See SECURITY.md. Briefly: server-side use, dedicated host, operator-trusted, network MITM in scope, side-channel attacks beyond what the dudect harness covers are NOT in scope.

Build & test

cargo test --workspace                                                          # unit + integration
cargo bench --bench timing_leaks --features crypto-bigint-scalar                # local timing harness (~75s)
DUDECT_SAMPLES=10000 cargo bench --bench timing_leaks --features crypto-bigint-scalar  # match CI smoke budget

gmssl interop test (gated; install gmssl v3.1.1 to enable):

GMCRYPTO_GMSSL=1 cargo test --test interop_gmssl

wasm32 support

gmcrypto-core builds on wasm32-unknown-unknown as of v0.4. CI gates both stable and MSRV (1.85) builds on the target.

rustup target add wasm32-unknown-unknown
cargo build -p gmcrypto-core --target wasm32-unknown-unknown --no-default-features

The crate is no_std + alloc only and does NOT pull getrandom's wasm_js backend or wasm-bindgen / js-sys into its default dep graph.

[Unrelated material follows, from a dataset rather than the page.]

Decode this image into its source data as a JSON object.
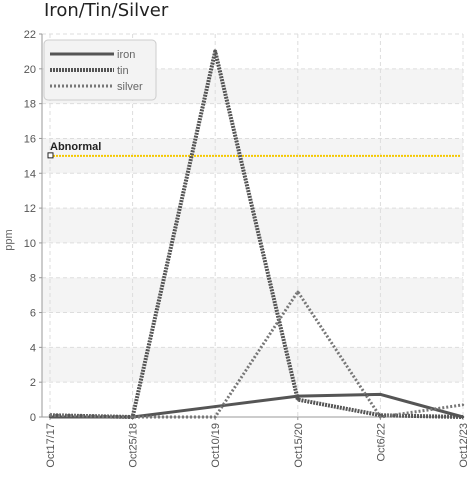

Wasm callers wire their own rand_core::Rng impl — typically by enabling getrandom's wasm_js feature in their Cargo.toml:

[dependencies]
gmcrypto-core = "1.4"
rand_core = { version = "0.10", default-features = false }
getrandom = { version = "0.4", default-features = false, features = ["wasm_js"] }
use gmcrypto_core::sm2::{sign_with_id, Sm2PrivateKey, DEFAULT_SIGNER_ID};
use getrandom::SysRng;

let mut rng = SysRng; // wasm_js-backed when targeting wasm32
let sig = sign_with_id(&priv_key, DEFAULT_SIGNER_ID, b"msg", &mut rng).unwrap();

A wasm-bindgen-test-driven test runner (running KAT vectors under Node or a headless browser) is post-v0.4 — v0.4 ships the build-target gate only.

License

Apache-2.0. See LICENSE.

Some reference outputs use the upstream gmssl tool. This project is independent of that project.